Health

Self-Care

The full range of actions taken to consciously maintain and restore one's physical and mental health. The essence is not bubble baths or luxury purchases, but maintaining basic lifestyle habits and setting boundaries.

What Is Self-Care

Self-care is the collective term for actions consciously taken to maintain and restore one's physical and mental health. In recent years, social media has increasingly linked it with "treats" and "gifts to yourself," but the essence of self-care is not consumer behavior. Getting enough sleep, eating nutritious meals, moving your body, saying "no" when necessary. These unglamorous, fundamental actions are the core of self-care.
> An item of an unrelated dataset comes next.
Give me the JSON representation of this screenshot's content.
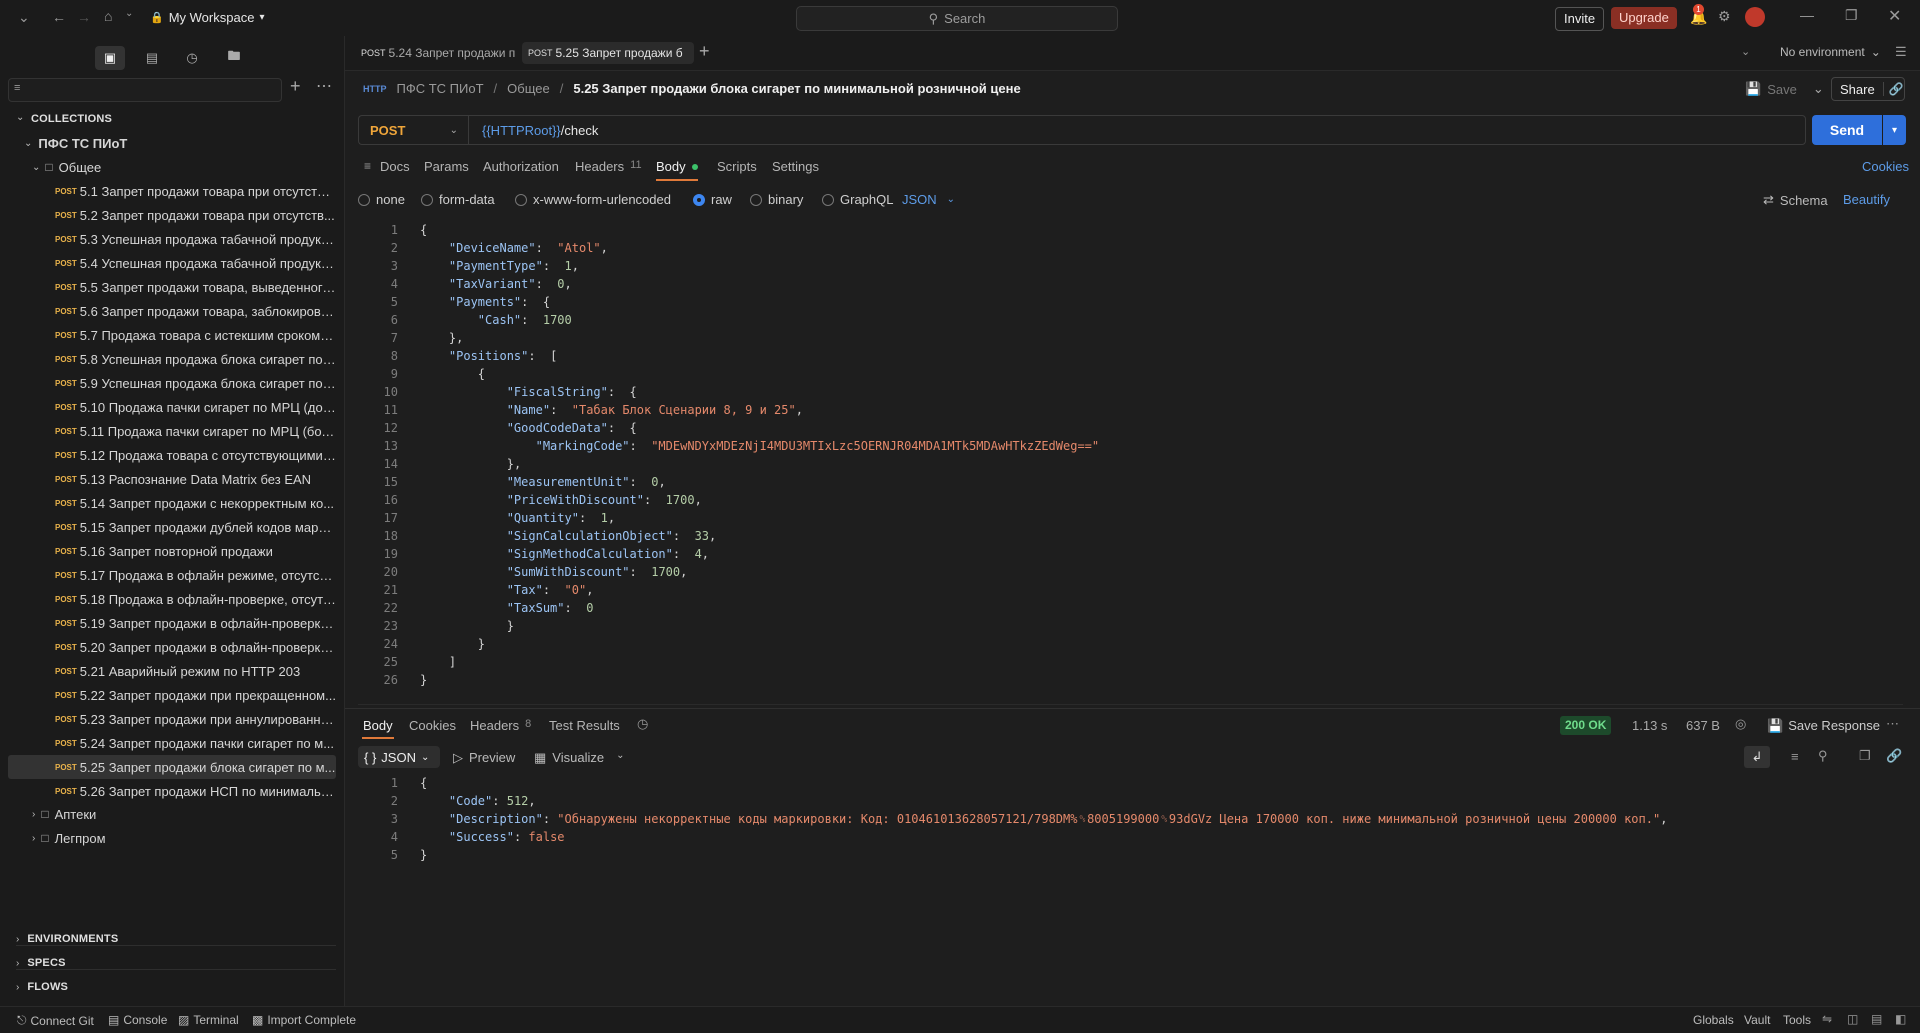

The Multilayered Structure of Self-Care

Self-care consists of multiple layers: physical, emotional, social, and spiritual. Physical self-care includes sleep, nutrition, exercise, and visiting healthcare providers. Emotional self-care means recognizing your feelings and accepting them without denial. Social self-care involves maintaining healthy relationships and distancing yourself from harmful ones. Spiritual self-care is spending your time in alignment with your values. No matter how much you invest in one layer, if the others are crumbling, the overall balance cannot hold. Even if you go to the gym every day, if you keep suppressing your emotions, self-care is not functioning.
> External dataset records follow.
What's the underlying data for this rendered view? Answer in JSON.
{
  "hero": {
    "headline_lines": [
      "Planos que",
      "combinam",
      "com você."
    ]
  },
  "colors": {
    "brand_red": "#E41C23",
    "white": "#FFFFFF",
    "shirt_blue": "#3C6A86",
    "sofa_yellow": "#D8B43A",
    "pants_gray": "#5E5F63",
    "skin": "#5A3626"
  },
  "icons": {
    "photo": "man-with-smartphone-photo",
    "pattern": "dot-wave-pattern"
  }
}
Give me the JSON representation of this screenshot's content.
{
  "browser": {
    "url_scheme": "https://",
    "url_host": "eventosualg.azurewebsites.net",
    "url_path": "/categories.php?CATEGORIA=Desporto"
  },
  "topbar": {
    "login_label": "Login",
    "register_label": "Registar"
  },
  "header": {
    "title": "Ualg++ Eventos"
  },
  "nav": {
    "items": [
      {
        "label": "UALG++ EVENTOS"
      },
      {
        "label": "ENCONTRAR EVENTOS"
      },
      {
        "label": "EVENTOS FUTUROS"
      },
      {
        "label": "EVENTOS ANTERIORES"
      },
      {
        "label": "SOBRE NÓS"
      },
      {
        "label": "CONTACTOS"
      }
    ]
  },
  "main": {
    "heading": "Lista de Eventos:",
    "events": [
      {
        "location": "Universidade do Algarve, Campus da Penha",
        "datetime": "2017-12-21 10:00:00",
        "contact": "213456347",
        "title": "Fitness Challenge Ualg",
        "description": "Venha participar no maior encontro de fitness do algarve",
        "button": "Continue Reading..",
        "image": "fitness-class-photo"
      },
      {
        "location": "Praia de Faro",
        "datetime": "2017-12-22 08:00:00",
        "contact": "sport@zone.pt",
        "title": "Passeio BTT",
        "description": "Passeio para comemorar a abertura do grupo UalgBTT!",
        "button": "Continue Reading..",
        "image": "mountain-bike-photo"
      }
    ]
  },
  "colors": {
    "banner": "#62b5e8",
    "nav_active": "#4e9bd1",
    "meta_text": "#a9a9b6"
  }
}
People Who Struggle with Self-Care

Ironically, the people who need self-care the most are often the ones who find it hardest to practice. Those with people-pleasing tendencies have made a habit of putting their own needs last. Those in codependent relationships feel guilty about caring for themselves. Those in burnout have no energy left to devote to self-care. Self-care is not a "luxury for when you have the margin" - it is a "foundation most needed when you have no margin at all." And it begins with giving yourself permission to matter.